5. Counting and Sharing Blessings
“The true meaning of life is to plant trees, under whose shade you do not expect to sit.” – Nelson Henderson
Scrooge became positively giddy about giving after he “woke up” and rejoiced in being alive, being able to give again. Generosity was his way to redeem his miserliness of so many years.
We all have our ways of being generous when our hearts are full and open.
My grandmother lost her sight to glaucoma when I was two years old. That loss opened doors of connection between us in different ways. We became a team, me washing the dishes and she drying. Me curled up in her lap learning to read the Braille with my eyes that she was reading with her hands.
My own vision was severely compromised by near-sightedness and astigmatism for most of my life until corrected by lasik eye surgery six years ago. If I didn’t have my glasses on, I couldn’t see well enough to find them, kind of thing.
All these experiences made me sensitive to sight and loss of sight. So when it comes time to make charitable contributions at the end of the year, one of the most meaningful to me is the Sight Program of the SEVA foundation. Doctors perform thousands of operations to remove cataracts and restore of sight among the elderly in remote regions of underdeveloped countries , and train local doctors to do so also.
I save my receipts from dining out during the year, total them up and then donate a matching amount to SEVA in December. Not only is this a relatively painless way to give generously to others according to my values. Each time I eat out throughout the year, I feel the upwelling of love for my grandmother and honoring the sweet times we spent together in my growing up.

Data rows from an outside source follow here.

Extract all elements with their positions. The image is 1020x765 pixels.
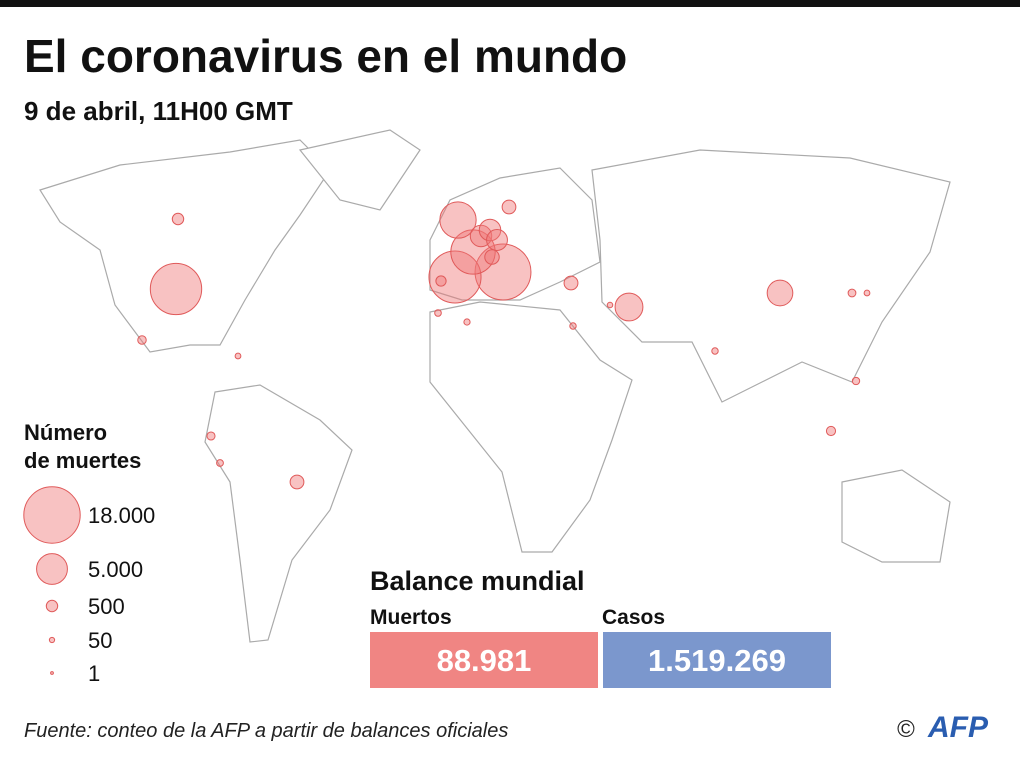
death-bubble: [851, 376, 861, 386]
afp-logo: AFP: [927, 711, 989, 744]
death-bubble: [439, 201, 477, 239]
death-bubble: [289, 474, 305, 490]
subtitle: 9 de abril, 11H00 GMT: [24, 96, 293, 126]
australia: [841, 469, 951, 563]
legend-label: 1: [88, 661, 100, 686]
deaths-label: Muertos: [370, 606, 452, 629]
death-bubble: [234, 352, 242, 360]
title: El coronavirus en el mundo: [24, 30, 627, 82]
balance-title: Balance mundial: [370, 566, 585, 596]
death-bubble: [474, 243, 532, 301]
deaths-box: [370, 632, 598, 688]
death-bubble: [614, 292, 644, 322]
death-bubble: [606, 301, 614, 309]
africa: [429, 301, 633, 553]
europe: [429, 167, 601, 301]
cases-value: 1.519.269: [648, 643, 786, 678]
legend-bubble: [45, 599, 59, 613]
legend-label: 18.000: [88, 503, 155, 528]
copyright: ©: [897, 716, 915, 743]
south-america: [204, 384, 353, 643]
legend: 18.000 5.000 500 50 1: [23, 486, 155, 686]
bubbles: [137, 199, 871, 490]
death-bubble: [711, 347, 719, 355]
death-bubble: [435, 275, 447, 287]
death-bubble: [149, 262, 203, 316]
source: Fuente: conteo de la AFP a partir de bal…: [24, 720, 508, 742]
death-bubble: [206, 431, 216, 441]
legend-label: 5.000: [88, 557, 143, 582]
death-bubble: [216, 459, 224, 467]
death-bubble: [463, 318, 471, 326]
death-bubble: [501, 199, 517, 215]
asia: [591, 149, 951, 403]
death-bubble: [171, 212, 185, 226]
legend-bubble: [48, 636, 56, 644]
cases-box: [603, 632, 831, 688]
death-bubble: [137, 335, 147, 345]
death-bubble: [825, 425, 837, 437]
death-bubble: [863, 289, 871, 297]
deaths-value: 88.981: [437, 643, 532, 678]
death-bubble: [847, 288, 857, 298]
top-bar: [0, 0, 1020, 7]
death-bubble: [486, 229, 508, 251]
legend-title: de muertes: [24, 448, 141, 473]
death-bubble: [569, 322, 577, 330]
north-america: [39, 139, 331, 353]
death-bubble: [428, 250, 482, 304]
legend-title: Número: [24, 420, 107, 445]
greenland: [298, 129, 421, 211]
legend-bubble: [36, 553, 68, 585]
legend-bubble: [23, 486, 81, 544]
legend-label: 50: [88, 628, 112, 653]
cases-label: Casos: [602, 606, 665, 629]
death-bubble: [484, 249, 500, 265]
legend-label: 500: [88, 594, 125, 619]
death-bubble: [434, 309, 442, 317]
death-bubble: [766, 279, 794, 307]
world-map: [39, 129, 951, 643]
legend-bubble: [50, 671, 54, 675]
death-bubble: [563, 275, 579, 291]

Take a moment to identify the “good” you might like to honor in a practice of generosity, even in the worst of times as well as the best of times.
BOOKS AND WEBSITES
A Christmas Carol by Charles Dickens. [many editions of this classic are available at your local bookstore or library. Well worth a re-read.] Dickens wrote A Christmas Carol in 1843, a time of extreme social distress and unrest in an England rife with Want and Ignorance. The small book was an instant success and is widely credited with reviving the social and charitable sentiments of Christmas throughout Europe.
It’s a Wonderful Life, a classic life-review film starring Jimmy Stewart as George Bailey, a good man who’s spent a lifetime giving up on his dreams in order to keep life in his small town humming. When a guardian angel named Clarence finds a despondent George poised to jump off a bridge, he shows George what life would have been like had he never been born. Made in 1946 as the U.S. was coping with the aftermath of World War II, it’s a heart-opening reminder that we can never fully know how our good intentions ripple out and touch others; well worth an annual viewing.
I’ve recommended this website before (February 2008 e-newsletter: Brain Research Illuminates Conscious Compassionate Connection). It’s a wealth of archived resources: monthly wise brain bulletins on news and tools for happiness, love and wisdom; talks on Train Your Brain, over 100 scientific papers, all downloadable and free. (Generosity is a hallmark of these two good human beings.)
I’ve also recommended my friend Bonnie Jonsson’s Year to Live groups before, (May 2008 e-newsletter: Equanimity: the Invisible Fulcrum of Conscious, Compassionate Connection) as a powerful way to take stock of what’s most important, most true in our lives. Based on Stephen Levine’s book A Year to Live: How to Live This Year As If It Were Your Last.